“Enrollment growth has not grown at the same pace as application growth, in part because funding for increased enrollment at UC has not kept pace with demand,” Beechem said. “UC today educates 90,000 more students than we did in the year 2000, yet our funding from the state of California has remained flat."
Anna Kate Stephenson, a first-year student at UC Berkeley, said increased application numbers naturally lead to more students being denied.
“This definitely impacts in-state high schoolers negatively since out-of-state students have higher tuition and UC schools want their extra money,” she said. “Because of this, out-of-state students are more competitive and the applicant pool as a whole is getting more competitive.”
Stephenson said it’s good that the UC system is becoming more academically rigorous and renowned, but only if schools are accepting students for the right reasons.
“It’s improving the overall brain power of the school, but I don’t think it’s a positive thing if schools are accepting students for the wrong reasons, like money,” she said. “The cost of tuition is rising at UCs, but you’re starting to get less for the high price because resources are being spread thinner to accommodate the increase in students.”
Jamison Fee, director of college counseling at Cape Fear Academy, said changes in UNC-system admissions have yet to reach the level of UC schools.
“I think what’s happened in the UC system is those lower-level UC schools have started gobbling up the international students,” he said. “With that happening, there’s less space for the traditional B+ and B student that used to be able to get in.”
UNC-Chapel Hill has seen an increase in admissions difficulty this year, Fee said.
“This year was very different,” he said. “Kids that would’ve been deferred or outright accepted last year got denied. On the other hand, schools like UNC-W, App State, UNC-Asheville, UNC-G — those are still good schools for our kids that have a 24 or 25 on the ACT and above a 3.0 average GPA.”
Fee said this trend is the result of a larger quantity of applications and a focus on rural county admissions.

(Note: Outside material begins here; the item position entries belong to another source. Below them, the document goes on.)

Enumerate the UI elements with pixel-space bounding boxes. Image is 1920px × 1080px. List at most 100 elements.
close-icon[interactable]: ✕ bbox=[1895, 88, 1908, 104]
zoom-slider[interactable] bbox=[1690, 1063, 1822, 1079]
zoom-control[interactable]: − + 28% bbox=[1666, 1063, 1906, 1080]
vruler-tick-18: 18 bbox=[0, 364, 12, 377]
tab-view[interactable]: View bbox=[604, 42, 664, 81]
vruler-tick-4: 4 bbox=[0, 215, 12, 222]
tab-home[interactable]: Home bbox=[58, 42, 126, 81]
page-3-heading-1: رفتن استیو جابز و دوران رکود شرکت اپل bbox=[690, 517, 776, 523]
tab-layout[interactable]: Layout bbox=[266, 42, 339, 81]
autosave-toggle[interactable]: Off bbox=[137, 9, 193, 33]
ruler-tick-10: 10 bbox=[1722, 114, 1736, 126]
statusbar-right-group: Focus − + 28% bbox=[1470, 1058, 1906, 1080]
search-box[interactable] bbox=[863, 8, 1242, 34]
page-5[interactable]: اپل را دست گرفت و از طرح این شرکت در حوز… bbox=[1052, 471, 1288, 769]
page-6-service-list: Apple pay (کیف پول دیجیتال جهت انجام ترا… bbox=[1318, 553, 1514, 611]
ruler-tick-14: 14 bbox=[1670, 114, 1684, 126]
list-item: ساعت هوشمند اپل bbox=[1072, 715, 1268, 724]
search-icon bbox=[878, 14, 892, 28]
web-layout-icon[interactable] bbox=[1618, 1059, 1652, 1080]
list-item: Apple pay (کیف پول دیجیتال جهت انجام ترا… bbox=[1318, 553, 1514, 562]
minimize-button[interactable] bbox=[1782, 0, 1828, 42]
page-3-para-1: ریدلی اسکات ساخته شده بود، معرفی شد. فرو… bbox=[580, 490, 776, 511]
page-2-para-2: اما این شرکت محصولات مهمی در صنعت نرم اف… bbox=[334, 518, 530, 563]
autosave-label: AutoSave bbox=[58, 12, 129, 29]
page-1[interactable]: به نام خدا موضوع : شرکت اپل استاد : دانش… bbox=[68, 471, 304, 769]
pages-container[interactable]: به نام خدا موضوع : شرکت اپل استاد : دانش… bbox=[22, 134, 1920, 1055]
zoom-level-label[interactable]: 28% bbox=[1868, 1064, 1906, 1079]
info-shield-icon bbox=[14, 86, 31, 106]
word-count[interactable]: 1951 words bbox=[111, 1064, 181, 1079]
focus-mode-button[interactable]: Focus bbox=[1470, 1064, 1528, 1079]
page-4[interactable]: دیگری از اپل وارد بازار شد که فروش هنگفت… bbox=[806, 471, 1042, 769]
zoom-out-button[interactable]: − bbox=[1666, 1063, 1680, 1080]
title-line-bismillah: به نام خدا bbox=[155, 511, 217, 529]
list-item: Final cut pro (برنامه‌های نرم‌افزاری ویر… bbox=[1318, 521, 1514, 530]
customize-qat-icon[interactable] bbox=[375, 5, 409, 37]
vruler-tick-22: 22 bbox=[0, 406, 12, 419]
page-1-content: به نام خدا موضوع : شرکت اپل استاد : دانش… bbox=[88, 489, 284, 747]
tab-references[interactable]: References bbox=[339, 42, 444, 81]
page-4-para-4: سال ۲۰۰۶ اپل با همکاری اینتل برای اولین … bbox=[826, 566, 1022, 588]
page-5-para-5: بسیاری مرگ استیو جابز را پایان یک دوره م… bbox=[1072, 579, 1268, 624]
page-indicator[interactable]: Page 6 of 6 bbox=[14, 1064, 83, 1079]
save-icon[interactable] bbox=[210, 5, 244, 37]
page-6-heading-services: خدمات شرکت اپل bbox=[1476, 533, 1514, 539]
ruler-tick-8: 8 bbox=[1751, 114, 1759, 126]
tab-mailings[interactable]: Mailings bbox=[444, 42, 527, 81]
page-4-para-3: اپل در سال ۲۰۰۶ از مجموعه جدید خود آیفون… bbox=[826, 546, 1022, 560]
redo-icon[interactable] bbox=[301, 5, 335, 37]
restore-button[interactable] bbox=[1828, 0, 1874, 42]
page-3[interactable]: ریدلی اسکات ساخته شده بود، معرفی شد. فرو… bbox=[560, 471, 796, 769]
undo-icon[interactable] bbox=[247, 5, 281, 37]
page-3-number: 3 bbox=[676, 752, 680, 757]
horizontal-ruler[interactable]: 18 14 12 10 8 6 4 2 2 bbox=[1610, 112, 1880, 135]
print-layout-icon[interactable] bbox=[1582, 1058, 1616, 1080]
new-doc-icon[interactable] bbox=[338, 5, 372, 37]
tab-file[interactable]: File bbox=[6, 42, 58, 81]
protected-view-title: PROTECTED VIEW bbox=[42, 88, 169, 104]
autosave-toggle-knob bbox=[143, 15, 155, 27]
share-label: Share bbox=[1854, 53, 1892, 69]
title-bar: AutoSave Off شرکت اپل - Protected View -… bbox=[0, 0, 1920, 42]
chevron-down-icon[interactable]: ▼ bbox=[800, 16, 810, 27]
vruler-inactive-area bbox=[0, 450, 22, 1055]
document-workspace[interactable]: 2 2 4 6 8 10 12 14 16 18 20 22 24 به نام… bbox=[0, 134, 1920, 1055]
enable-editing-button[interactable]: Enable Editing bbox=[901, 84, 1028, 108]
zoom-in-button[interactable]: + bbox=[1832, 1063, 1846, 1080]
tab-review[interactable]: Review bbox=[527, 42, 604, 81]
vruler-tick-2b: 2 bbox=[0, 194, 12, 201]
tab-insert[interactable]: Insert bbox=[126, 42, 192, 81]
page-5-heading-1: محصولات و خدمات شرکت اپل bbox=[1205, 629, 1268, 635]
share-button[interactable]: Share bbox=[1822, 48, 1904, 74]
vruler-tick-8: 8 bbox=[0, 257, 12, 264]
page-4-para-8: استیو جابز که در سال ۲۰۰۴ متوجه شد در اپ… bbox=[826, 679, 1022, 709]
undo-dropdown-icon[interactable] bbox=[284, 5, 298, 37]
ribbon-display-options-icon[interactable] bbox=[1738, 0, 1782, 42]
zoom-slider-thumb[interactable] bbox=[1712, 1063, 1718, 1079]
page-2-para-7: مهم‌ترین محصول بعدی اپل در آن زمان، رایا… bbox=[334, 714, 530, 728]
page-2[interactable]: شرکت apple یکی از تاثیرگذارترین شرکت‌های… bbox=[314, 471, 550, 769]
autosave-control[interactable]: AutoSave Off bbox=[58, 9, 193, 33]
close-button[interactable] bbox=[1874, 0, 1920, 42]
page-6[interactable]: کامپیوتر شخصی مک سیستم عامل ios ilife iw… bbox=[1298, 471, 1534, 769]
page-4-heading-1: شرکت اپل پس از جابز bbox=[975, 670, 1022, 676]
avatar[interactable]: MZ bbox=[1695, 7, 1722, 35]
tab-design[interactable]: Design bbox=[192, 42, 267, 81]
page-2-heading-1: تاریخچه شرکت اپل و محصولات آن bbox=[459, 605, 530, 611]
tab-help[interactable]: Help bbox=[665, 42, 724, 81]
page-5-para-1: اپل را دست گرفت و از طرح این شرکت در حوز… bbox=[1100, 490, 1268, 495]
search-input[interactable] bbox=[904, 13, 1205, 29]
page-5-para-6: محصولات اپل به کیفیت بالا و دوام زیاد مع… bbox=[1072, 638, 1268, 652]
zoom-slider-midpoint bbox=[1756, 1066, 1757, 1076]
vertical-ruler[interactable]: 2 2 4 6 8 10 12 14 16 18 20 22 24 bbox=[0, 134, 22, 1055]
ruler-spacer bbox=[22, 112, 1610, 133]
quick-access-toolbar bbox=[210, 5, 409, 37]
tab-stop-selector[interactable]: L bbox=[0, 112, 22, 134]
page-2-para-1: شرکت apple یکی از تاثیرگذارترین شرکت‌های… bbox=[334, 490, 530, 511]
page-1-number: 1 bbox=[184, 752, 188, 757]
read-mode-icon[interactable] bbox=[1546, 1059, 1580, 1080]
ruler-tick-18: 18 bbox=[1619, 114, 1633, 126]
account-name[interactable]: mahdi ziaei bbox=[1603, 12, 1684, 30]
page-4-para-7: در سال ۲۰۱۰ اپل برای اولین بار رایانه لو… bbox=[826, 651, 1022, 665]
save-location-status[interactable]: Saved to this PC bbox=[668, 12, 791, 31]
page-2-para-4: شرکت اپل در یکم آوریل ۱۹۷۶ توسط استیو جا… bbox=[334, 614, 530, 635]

UNC-Chapel Hill received a record-breaking 43,384 applications for fall 2018 admission, a 6 percent increase from last year.
“There’s more kids applying, there’s a focus on rural areas — so I thought for this year that’s why some of our kids didn’t get in that typically would have,” he said. “Outside of that, it just depends ... What does Chapel Hill want their incoming class to look like? That’s unknown to me.”
Increased access to free ACT and SAT test prep may also play a role, Fee said.
“Through Khan Academy and things like that, lower socioeconomic students who may not have had access to a tutor due to finances — if they’re a hardworking kid and they really want to do it — can put in the time and effort to be a serious contender for highly selective schools,” he said.